Hunter tourism rides out tough times

HUNTER tourism appears to be riding out global economic storms with modest but steady growth.

As Hunter tourism businesses prepare entries for the 2012 NSW Tourism Awards, visits to the region by domestic and international visitors are up, despite the high Australian dollar and downward pressure on spending.

Tourism Hunter marketing manager Jo Thomas said the present conditions were ‘‘difficult’’ but there was growth.

‘‘Domestic overnight visitation is up 4.7 per cent and international overnight visitation is up 3.1 per cent,’’ Ms Thomas said.

‘‘Domestic daytrip visitation is up 4per cent.’’

However, consumer spending was not rising, Ms Thomas said.

Today the Tourism Industry Council of NSW begins its five-day NSW Tourism in Focus campaign that aims to highlight regional destinations and the economic benefits of the sector.

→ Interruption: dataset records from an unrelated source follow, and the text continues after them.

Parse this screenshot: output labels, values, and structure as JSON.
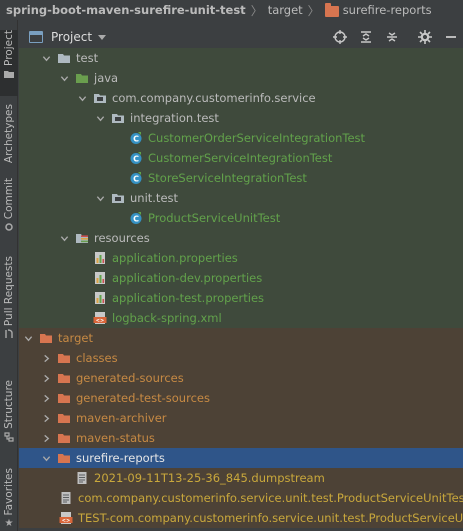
{
  "breadcrumb": {
    "project": "spring-boot-maven-surefire-unit-test",
    "folder": "target",
    "current": "surefire-reports"
  },
  "tool_stripe": {
    "project": "Project",
    "archetypes": "Archetypes",
    "commit": "Commit",
    "pull_requests": "Pull Requests",
    "structure": "Structure",
    "favorites": "Favorites"
  },
  "panel": {
    "view_label": "Project",
    "buttons": [
      "locate-icon",
      "expand-all-icon",
      "collapse-all-icon",
      "settings-icon",
      "hide-icon"
    ]
  },
  "tree": [
    {
      "label": "test",
      "indent": 2,
      "expanded": true,
      "icon": "folder",
      "color": "default",
      "bg": "green"
    },
    {
      "label": "java",
      "indent": 3,
      "expanded": true,
      "icon": "test-source-folder",
      "color": "default",
      "bg": "green"
    },
    {
      "label": "com.company.customerinfo.service",
      "indent": 4,
      "expanded": true,
      "icon": "package",
      "color": "default",
      "bg": "green"
    },
    {
      "label": "integration.test",
      "indent": 5,
      "expanded": true,
      "icon": "package",
      "color": "default",
      "bg": "green"
    },
    {
      "label": "CustomerOrderServiceIntegrationTest",
      "indent": 6,
      "expanded": null,
      "icon": "test-class",
      "color": "green",
      "bg": "green"
    },
    {
      "label": "CustomerServiceIntegrationTest",
      "indent": 6,
      "expanded": null,
      "icon": "test-class",
      "color": "green",
      "bg": "green"
    },
    {
      "label": "StoreServiceIntegrationTest",
      "indent": 6,
      "expanded": null,
      "icon": "test-class",
      "color": "green",
      "bg": "green"
    },
    {
      "label": "unit.test",
      "indent": 5,
      "expanded": true,
      "icon": "package",
      "color": "default",
      "bg": "green"
    },
    {
      "label": "ProductServiceUnitTest",
      "indent": 6,
      "expanded": null,
      "icon": "test-class",
      "color": "green",
      "bg": "green"
    },
    {
      "label": "resources",
      "indent": 3,
      "expanded": true,
      "icon": "test-resources-folder",
      "color": "default",
      "bg": "green"
    },
    {
      "label": "application.properties",
      "indent": 4,
      "expanded": null,
      "icon": "properties-file",
      "color": "green",
      "bg": "green"
    },
    {
      "label": "application-dev.properties",
      "indent": 4,
      "expanded": null,
      "icon": "properties-file",
      "color": "green",
      "bg": "green"
    },
    {
      "label": "application-test.properties",
      "indent": 4,
      "expanded": null,
      "icon": "properties-file",
      "color": "green",
      "bg": "green"
    },
    {
      "label": "logback-spring.xml",
      "indent": 4,
      "expanded": null,
      "icon": "xml-file",
      "color": "green",
      "bg": "green"
    },
    {
      "label": "target",
      "indent": 1,
      "expanded": true,
      "icon": "excluded-folder",
      "color": "orange",
      "bg": "brown"
    },
    {
      "label": "classes",
      "indent": 2,
      "expanded": false,
      "icon": "excluded-folder",
      "color": "orange",
      "bg": "brown"
    },
    {
      "label": "generated-sources",
      "indent": 2,
      "expanded": false,
      "icon": "excluded-folder",
      "color": "orange",
      "bg": "brown"
    },
    {
      "label": "generated-test-sources",
      "indent": 2,
      "expanded": false,
      "icon": "excluded-folder",
      "color": "orange",
      "bg": "brown"
    },
    {
      "label": "maven-archiver",
      "indent": 2,
      "expanded": false,
      "icon": "excluded-folder",
      "color": "orange",
      "bg": "brown"
    },
    {
      "label": "maven-status",
      "indent": 2,
      "expanded": false,
      "icon": "excluded-folder",
      "color": "orange",
      "bg": "brown"
    },
    {
      "label": "surefire-reports",
      "indent": 2,
      "expanded": true,
      "icon": "excluded-folder",
      "color": "white",
      "bg": "selected"
    },
    {
      "label": "2021-09-11T13-25-36_845.dumpstream",
      "indent": 3,
      "expanded": null,
      "icon": "text-file",
      "color": "yellow",
      "bg": "brown"
    },
    {
      "label": "com.company.customerinfo.service.unit.test.ProductServiceUnitTest.txt",
      "indent": 3,
      "expanded": null,
      "icon": "text-file",
      "color": "yellow",
      "bg": "brown"
    },
    {
      "label": "TEST-com.company.customerinfo.service.unit.test.ProductServiceUnitTest.xml",
      "indent": 3,
      "expanded": null,
      "icon": "xml-file",
      "color": "yellow",
      "bg": "brown"
    }
  ],
  "colors": {
    "background": "#3c3f41",
    "selection": "#2f5589",
    "test_scope_bg": "#3f4a3c",
    "excluded_bg": "#4d4236",
    "test_green": "#62a24b",
    "excluded_orange": "#d77550"
  }
}
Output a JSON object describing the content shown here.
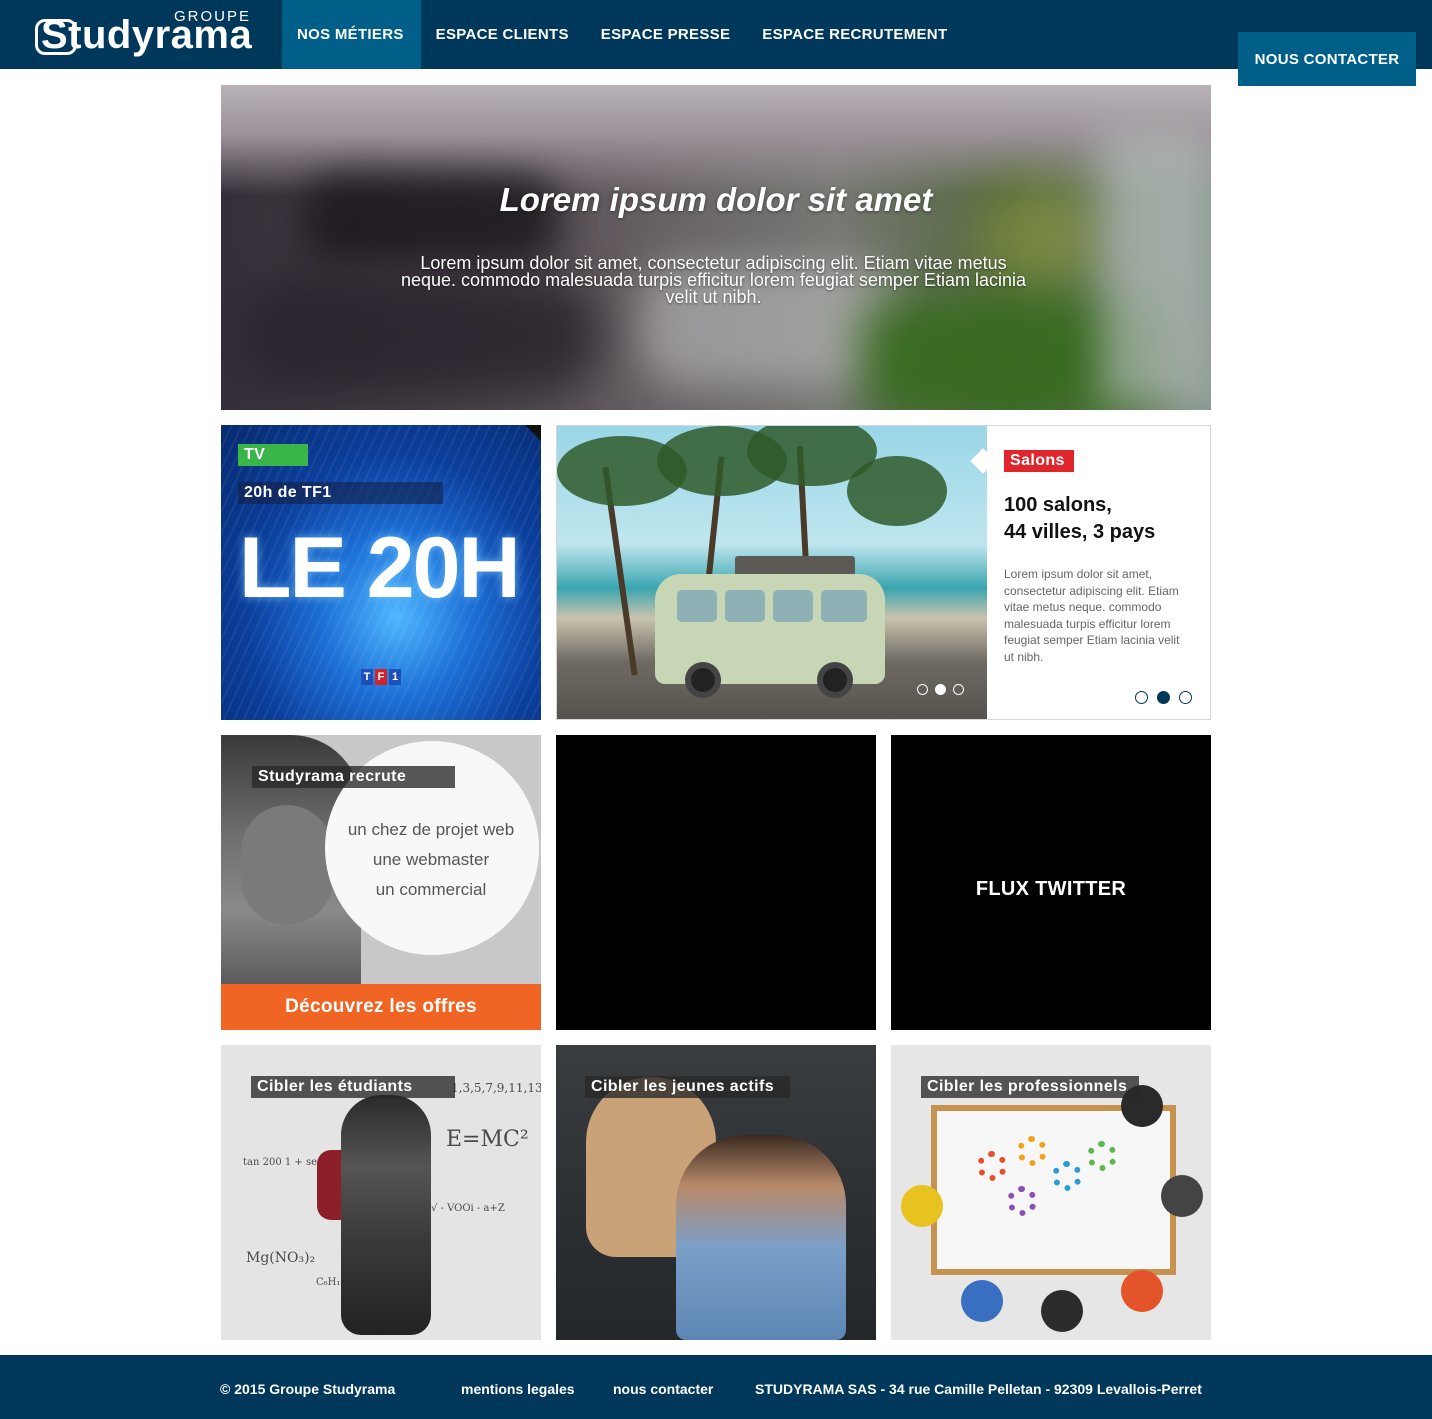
{
  "header": {
    "logo_groupe": "GROUPE",
    "logo_word": "Studyrama",
    "nav": [
      "NOS MÉTIERS",
      "ESPACE CLIENTS",
      "ESPACE PRESSE",
      "ESPACE RECRUTEMENT"
    ],
    "active_nav": "NOS MÉTIERS",
    "contact_button": "NOUS CONTACTER"
  },
  "hero": {
    "title": "Lorem ipsum dolor sit amet",
    "text": "Lorem ipsum dolor sit amet, consectetur adipiscing elit. Etiam vitae metus neque. commodo malesuada turpis efficitur lorem feugiat semper Etiam lacinia velit ut nibh."
  },
  "tv_tile": {
    "tag": "TV",
    "subtitle": "20h de TF1",
    "logo_text": "LE 20H",
    "channel": [
      "T",
      "F",
      "1"
    ]
  },
  "salons_tile": {
    "tag": "Salons",
    "title": "100 salons,\n44 villes, 3 pays",
    "text": "Lorem ipsum dolor sit amet, consectetur adipiscing elit. Etiam vitae metus neque. commodo malesuada turpis efficitur lorem feugiat semper Etiam lacinia velit ut nibh.",
    "carousel_active": 2,
    "carousel_count": 3
  },
  "recrute_tile": {
    "tag": "Studyrama recrute",
    "jobs": [
      "un chez de projet web",
      "une webmaster",
      "un commercial"
    ],
    "cta": "Découvrez les offres"
  },
  "twitter_tile": {
    "label": "FLUX TWITTER"
  },
  "cible_tiles": [
    {
      "label": "Cibler les étudiants"
    },
    {
      "label": "Cibler les jeunes actifs"
    },
    {
      "label": "Cibler les professionnels"
    }
  ],
  "footer": {
    "copyright": "© 2015 Groupe Studyrama",
    "mentions": "mentions legales",
    "contact": "nous contacter",
    "address": "STUDYRAMA SAS - 34 rue Camille Pelletan - 92309 Levallois-Perret"
  },
  "colors": {
    "navy": "#00385b",
    "blue_active": "#005f88",
    "orange": "#f06524",
    "red": "#e0262c",
    "green": "#3ab54a"
  }
}
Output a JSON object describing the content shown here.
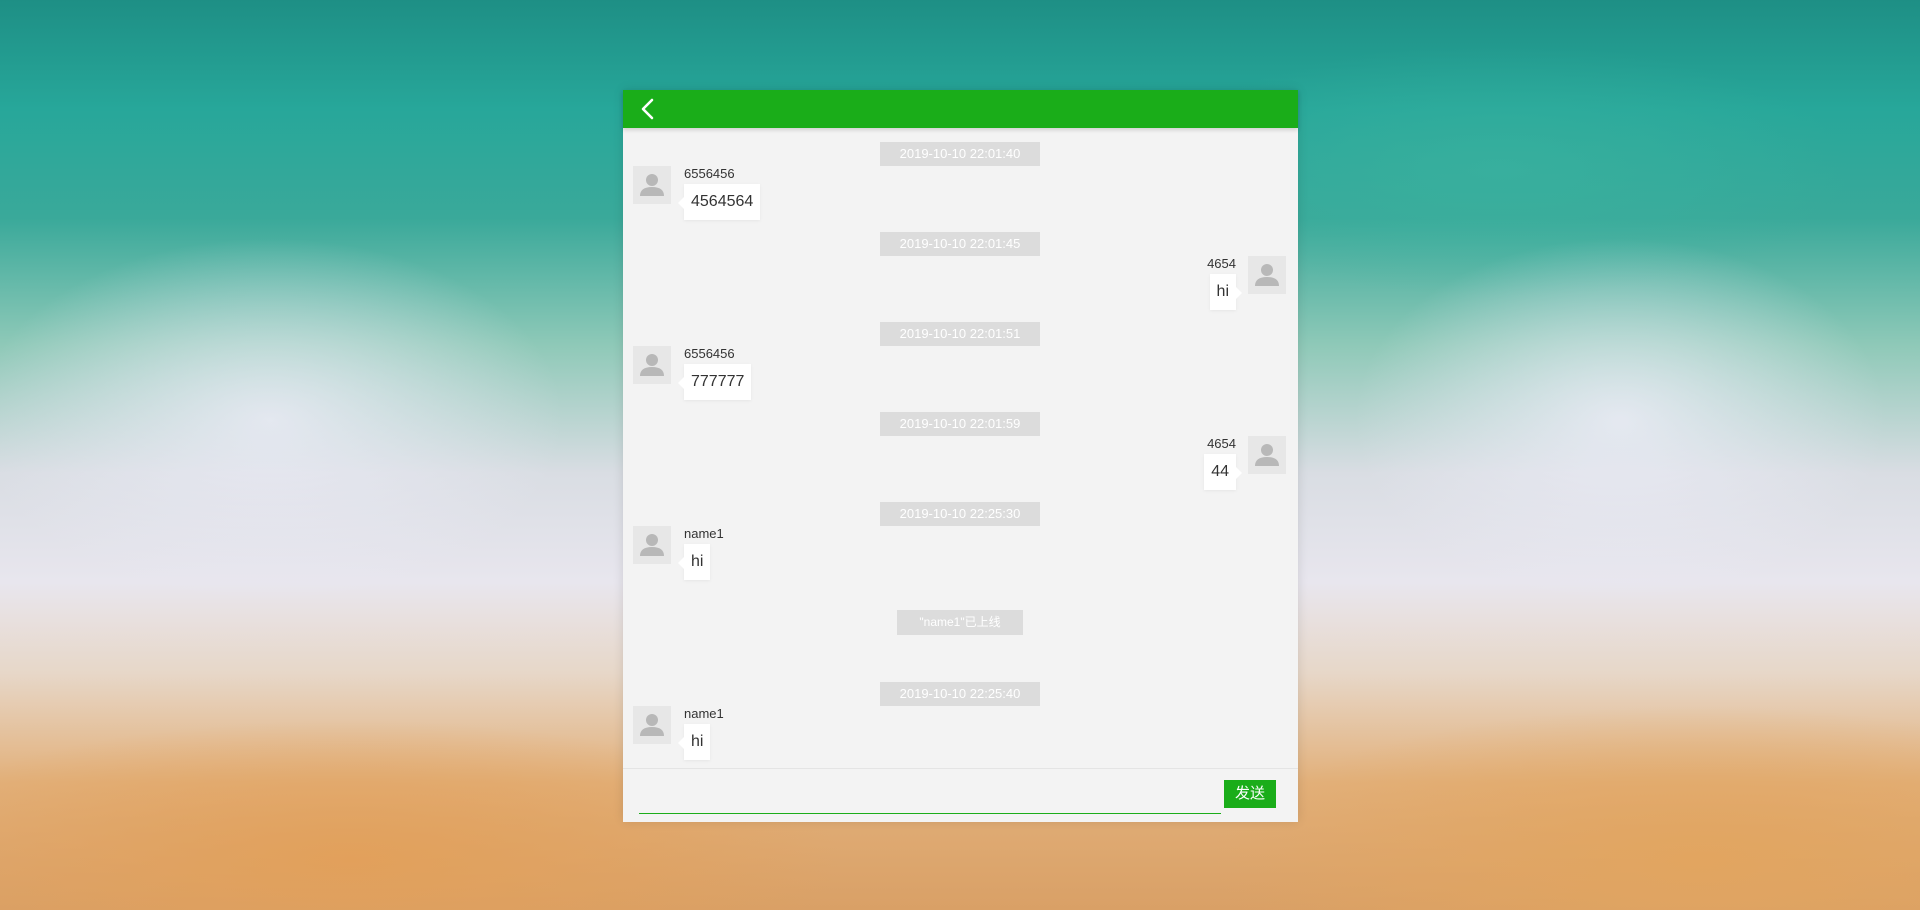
{
  "header": {
    "back_icon": "chevron-left-icon"
  },
  "messages": [
    {
      "time": "2019-10-10 22:01:40",
      "side": "left",
      "user": "6556456",
      "text": "4564564"
    },
    {
      "time": "2019-10-10 22:01:45",
      "side": "right",
      "user": "4654",
      "text": "hi"
    },
    {
      "time": "2019-10-10 22:01:51",
      "side": "left",
      "user": "6556456",
      "text": "777777"
    },
    {
      "time": "2019-10-10 22:01:59",
      "side": "right",
      "user": "4654",
      "text": "44"
    },
    {
      "time": "2019-10-10 22:25:30",
      "side": "left",
      "user": "name1",
      "text": "hi"
    }
  ],
  "notice": "\"name1\"已上线",
  "last_message": {
    "time": "2019-10-10 22:25:40",
    "side": "left",
    "user": "name1",
    "text": "hi"
  },
  "input": {
    "value": "",
    "placeholder": ""
  },
  "send_label": "发送",
  "colors": {
    "accent": "#1aad19",
    "panel": "#f3f3f3",
    "timestamp_bg": "#dcdcdc"
  }
}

Ms Thomas said the Hunter industry could expect similar growth rates for the next 12 months with at least another two years before there could be any substantial improvement.

Hunter Valley Wine Industry Association president and the owner of Margan Family Wines, Andrew Margan, said his Margan Restaurant had catered for a 10 per cent growth in patrons over the past year.

Market expectations must be met, he said.

‘‘Some of the [Hunter] offerings have been too expensive,’’ Mr Margan said.

‘‘People are very discerning.’’

Margan Restaurant won gold in the 2011 Hunter tourism awards and Mr Margan is entering again this year.

Marketing consultant Rebecca Smith, who is a judge at this year’s tourism awards, said Hunter tourism needed to increase its online presence.

‘‘Unless you are doing it you are behind,’’ Ms Smith said.

She said her experience in Port Stephens showed international visitors especially wanted an activity when they arrived at their destination, such as cruising or whale-watching.

The NSW Tourism Awards’ finalists will be announced on October 9 and the winners on November 22.